Texas, one of America’s strictest states when it comes to the death penalty, has softened its stance in regards to how animals can be put down.
Recently, Governor Rick Perry signed into effect legislation banning the use of gas chambers that use either carbon monoxide or carbon dioxide to put down animals.
According to the American Humane Organization, animal gas chambers are inhumane methods to end an animal’s life and are also harmful to humans. Animals being put down at shelter gas chambers often stay alive for as long as 25 to 30 minutes – having to endure trauma, stress and pain throughout the process.
By contrast, lethal injections of sodium pentobarbital can cause unconsciousness in an animal within just a few seconds.
“This new law will put to an end a method of animal euthanasia that is recognized as cruel, expensive and unsafe,” Josh Havens, a spokesman for Gov. Perry stated. “By signing this bill into law, Gov.
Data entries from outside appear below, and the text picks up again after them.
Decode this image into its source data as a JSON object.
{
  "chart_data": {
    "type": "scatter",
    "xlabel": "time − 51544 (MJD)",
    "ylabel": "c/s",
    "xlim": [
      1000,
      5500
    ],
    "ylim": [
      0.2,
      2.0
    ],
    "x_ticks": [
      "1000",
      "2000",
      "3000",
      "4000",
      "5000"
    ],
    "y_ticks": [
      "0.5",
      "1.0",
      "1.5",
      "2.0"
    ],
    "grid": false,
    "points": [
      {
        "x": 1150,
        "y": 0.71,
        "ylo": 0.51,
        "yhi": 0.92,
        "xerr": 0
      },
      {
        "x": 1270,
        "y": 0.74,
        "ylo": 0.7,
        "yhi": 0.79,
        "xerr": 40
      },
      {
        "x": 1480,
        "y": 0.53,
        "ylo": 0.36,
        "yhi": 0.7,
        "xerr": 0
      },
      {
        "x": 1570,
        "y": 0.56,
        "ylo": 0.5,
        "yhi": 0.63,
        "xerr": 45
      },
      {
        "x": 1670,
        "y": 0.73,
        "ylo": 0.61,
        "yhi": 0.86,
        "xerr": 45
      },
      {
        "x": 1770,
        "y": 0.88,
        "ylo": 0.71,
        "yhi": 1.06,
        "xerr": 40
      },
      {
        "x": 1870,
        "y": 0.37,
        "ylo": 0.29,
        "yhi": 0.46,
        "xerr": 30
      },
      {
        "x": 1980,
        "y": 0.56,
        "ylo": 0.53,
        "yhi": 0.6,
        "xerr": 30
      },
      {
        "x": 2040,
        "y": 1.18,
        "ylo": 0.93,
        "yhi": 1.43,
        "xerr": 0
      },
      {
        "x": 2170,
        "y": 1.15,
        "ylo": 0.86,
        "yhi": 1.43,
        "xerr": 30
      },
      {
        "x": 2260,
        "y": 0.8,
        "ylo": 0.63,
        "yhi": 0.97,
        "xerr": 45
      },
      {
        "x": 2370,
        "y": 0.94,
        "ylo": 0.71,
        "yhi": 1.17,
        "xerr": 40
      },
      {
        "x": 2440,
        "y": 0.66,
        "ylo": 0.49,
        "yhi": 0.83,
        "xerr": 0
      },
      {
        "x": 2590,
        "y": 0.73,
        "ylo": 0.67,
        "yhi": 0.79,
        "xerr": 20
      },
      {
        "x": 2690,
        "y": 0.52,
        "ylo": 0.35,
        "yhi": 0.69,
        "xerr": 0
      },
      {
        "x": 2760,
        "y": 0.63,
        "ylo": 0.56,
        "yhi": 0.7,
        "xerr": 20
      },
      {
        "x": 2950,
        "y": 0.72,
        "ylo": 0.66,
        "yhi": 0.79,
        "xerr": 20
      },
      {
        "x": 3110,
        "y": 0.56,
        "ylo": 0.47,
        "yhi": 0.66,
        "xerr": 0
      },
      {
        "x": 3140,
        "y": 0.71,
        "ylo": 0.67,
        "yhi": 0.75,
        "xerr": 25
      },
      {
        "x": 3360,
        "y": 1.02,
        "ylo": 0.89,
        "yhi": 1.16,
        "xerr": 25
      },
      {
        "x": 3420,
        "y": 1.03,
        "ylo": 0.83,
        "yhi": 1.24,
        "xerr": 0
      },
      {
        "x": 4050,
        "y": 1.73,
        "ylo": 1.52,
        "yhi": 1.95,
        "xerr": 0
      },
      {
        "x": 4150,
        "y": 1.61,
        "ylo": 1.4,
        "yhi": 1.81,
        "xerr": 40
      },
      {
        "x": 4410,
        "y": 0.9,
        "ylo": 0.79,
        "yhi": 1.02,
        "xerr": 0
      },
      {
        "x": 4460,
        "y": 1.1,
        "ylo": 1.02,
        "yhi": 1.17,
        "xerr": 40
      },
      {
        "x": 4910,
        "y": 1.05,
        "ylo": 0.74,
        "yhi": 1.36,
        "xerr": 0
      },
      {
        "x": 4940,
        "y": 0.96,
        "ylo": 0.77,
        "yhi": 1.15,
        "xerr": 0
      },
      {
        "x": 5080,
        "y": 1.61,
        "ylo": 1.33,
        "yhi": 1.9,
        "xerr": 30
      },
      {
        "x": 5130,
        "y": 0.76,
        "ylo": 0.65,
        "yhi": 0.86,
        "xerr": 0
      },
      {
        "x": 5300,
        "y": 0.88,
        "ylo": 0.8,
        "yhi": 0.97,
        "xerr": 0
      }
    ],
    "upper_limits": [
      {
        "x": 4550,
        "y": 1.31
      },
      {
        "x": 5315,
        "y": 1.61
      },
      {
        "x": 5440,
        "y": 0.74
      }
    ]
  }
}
Perry was proud to add Texas to a growing list of states that outlaw gas chamber euthanasia for shelter dogs and stray cats.”
According to a report published by the Examiner, prior to the 2003 Texas Euthanasia Act implementing gas chambers unwanted pets could be shot, strangled, clubbed, or drowned.
Per the Humane Society of the United States, roughly three to four million cats and dogs are euthanized in shelters every year.